LogitsConfig.__init__() got an unexpected keyword argument 'ith_hidden_layer'
How can I extract ESMC_6B embedding of sequences? I tried to extract protein embedding, following the instructions in https://github.com/evolutionaryscale/esm/blob/main/cookbook/tutorials/2_embed.ipynb.
ESMC_6B_EMBEDDING_CONFIG = LogitsConfig(return_hidden_states=True, ith_hidden_layer=55)
TypeError Traceback (most recent call last) Cell In[40], line 1 ----> 1 ESMC_6B_EMBEDDING_CONFIG = LogitsConfig(return_hidden_states=True, ith_hidden_layer=55)
TypeError: LogitsConfig.init() got an unexpected keyword argument 'ith_hidden_layer'
After spending several hours to compare the source codes from pip install esm with this repo, I found that if directly using
pip install esm
to install esm3, it will cause the problem because the esm pip package seems have not been updated yet. You can try installing the env via
# clone this repo first
git clone https://github.com/evolutionaryscale/esm.git
conda create -n esm python=3.10
conda activate esm
# cd into the directory of this repo
python -m pip install .
# This will install the dependencies via pyproject.toml in this repo
For the single sequence using ESMC_6B embedding, you can use the following example
# Modify the LogitsConfig and model setting to ESMC_6B first
from esm.sdk import client
model = client(
model="esmc-6b-2024-12", url="https://forge.evolutionaryscale.ai", token=YOUR_TOKEN
)
# Suppose you want to extract the embedding of the last hidden layer 80 in ESMC_6B
ESMC_6B_EMBEDDING_CONFIG = LogitsConfig(sequence=True, return_embeddings=True, return_hidden_states=True, ith_hidden_layer=79)
def embed_sequence(model: ESM3InferenceClient, sequence: str) -> LogitsOutput:
# I found the error message of ESMC is somehow difficult to find, so I directly print all the variables
protein = ESMProtein(sequence=sequence)
#print(protein)
protein_tensor = model.encode(protein)
#print(protein_tensor)
output = model.logits(protein_tensor, ESMC_6B_EMBEDDING_CONFIG)
#print(output)
return output
sequence="AAAAA"
logits_output = embed_sequence(model, sequence)
#print(logits_output.logits, logits_output.embeddings, logits_output.hidden_states)
# Check if the hidden_states can be successfully extracted
print(logits_output.hidden_states)
I think this will solve your problem.
Cheers, Ryan
Thank you for the detailed instructions! The issue was resolved after I Successfully installed esm-3.1.3 as you suggested. The embedding extraction works as expected now.
I really appreciate your help!
Happy to help! :tada::tada::tada:
I was experiencing the same issue but following the suggestion by @Ryan-Hu-Hu-Hu the issue was resolved. However, upon proceeding to the next step in my code to extract embeddings, I received the following error:
TypeError: ESM3SageMakerClient._post() got an unexpected keyword argument 'return_bytes'
The code that I am using is:
model_name_for_esmc = get_model_name(model_package_arn)

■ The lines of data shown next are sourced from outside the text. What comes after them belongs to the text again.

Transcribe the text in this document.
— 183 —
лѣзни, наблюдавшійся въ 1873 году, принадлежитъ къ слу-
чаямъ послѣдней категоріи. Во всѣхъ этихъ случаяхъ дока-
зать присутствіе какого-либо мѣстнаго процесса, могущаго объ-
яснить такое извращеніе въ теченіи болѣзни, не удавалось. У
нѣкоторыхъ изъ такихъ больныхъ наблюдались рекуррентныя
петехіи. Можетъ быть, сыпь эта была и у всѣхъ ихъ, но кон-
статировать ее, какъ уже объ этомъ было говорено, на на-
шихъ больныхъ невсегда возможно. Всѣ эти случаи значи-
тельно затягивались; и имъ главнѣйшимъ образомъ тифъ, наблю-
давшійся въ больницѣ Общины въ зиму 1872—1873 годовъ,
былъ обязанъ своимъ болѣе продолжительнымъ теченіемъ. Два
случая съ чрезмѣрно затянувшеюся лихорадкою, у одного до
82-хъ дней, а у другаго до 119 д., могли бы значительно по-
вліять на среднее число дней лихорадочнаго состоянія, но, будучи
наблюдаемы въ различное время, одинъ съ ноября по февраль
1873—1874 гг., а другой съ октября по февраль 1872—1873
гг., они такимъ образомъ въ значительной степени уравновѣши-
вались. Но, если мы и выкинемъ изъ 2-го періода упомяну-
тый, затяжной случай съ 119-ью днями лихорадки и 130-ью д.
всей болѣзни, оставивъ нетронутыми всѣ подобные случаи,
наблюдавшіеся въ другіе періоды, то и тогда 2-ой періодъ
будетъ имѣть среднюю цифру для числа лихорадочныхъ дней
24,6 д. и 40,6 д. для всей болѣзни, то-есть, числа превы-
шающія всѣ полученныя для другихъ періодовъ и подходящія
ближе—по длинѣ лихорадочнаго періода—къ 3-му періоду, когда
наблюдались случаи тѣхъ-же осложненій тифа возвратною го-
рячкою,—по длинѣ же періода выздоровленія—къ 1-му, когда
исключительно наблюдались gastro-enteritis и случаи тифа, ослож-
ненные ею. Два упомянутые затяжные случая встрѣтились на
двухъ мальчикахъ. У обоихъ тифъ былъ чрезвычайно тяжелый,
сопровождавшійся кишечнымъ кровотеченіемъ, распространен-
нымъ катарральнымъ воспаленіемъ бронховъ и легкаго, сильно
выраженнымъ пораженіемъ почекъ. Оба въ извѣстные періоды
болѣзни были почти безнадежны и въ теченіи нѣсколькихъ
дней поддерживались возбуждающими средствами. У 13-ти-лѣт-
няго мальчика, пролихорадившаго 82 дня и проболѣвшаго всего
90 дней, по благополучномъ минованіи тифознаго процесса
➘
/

model = ESM3SageMakerClient(
endpoint_name = ENDPOINT_NAME,
model = model_name_for_esmc,
)
protein = ESMProtein(sequence="AAAAA")
protein_tensor = model.encode(protein)
logits_output = model.logits(protein_tensor, LogitsConfig(sequence=True, return_embeddings=True))
print("Logits:", logits_output.logits)
print("Embeddings:", logits_output.embeddings)
However, this issue gets resolved with esm==3.1.1. But then it causes the LogitsConfig error again.
I am using Sagemaker for this. I have created an endpoint and deployed the ESMC-300M model there
Any suggestions/workarounds are appreciated. Thank you!
Are these still issues on the latest version? I believe we fixed most of this.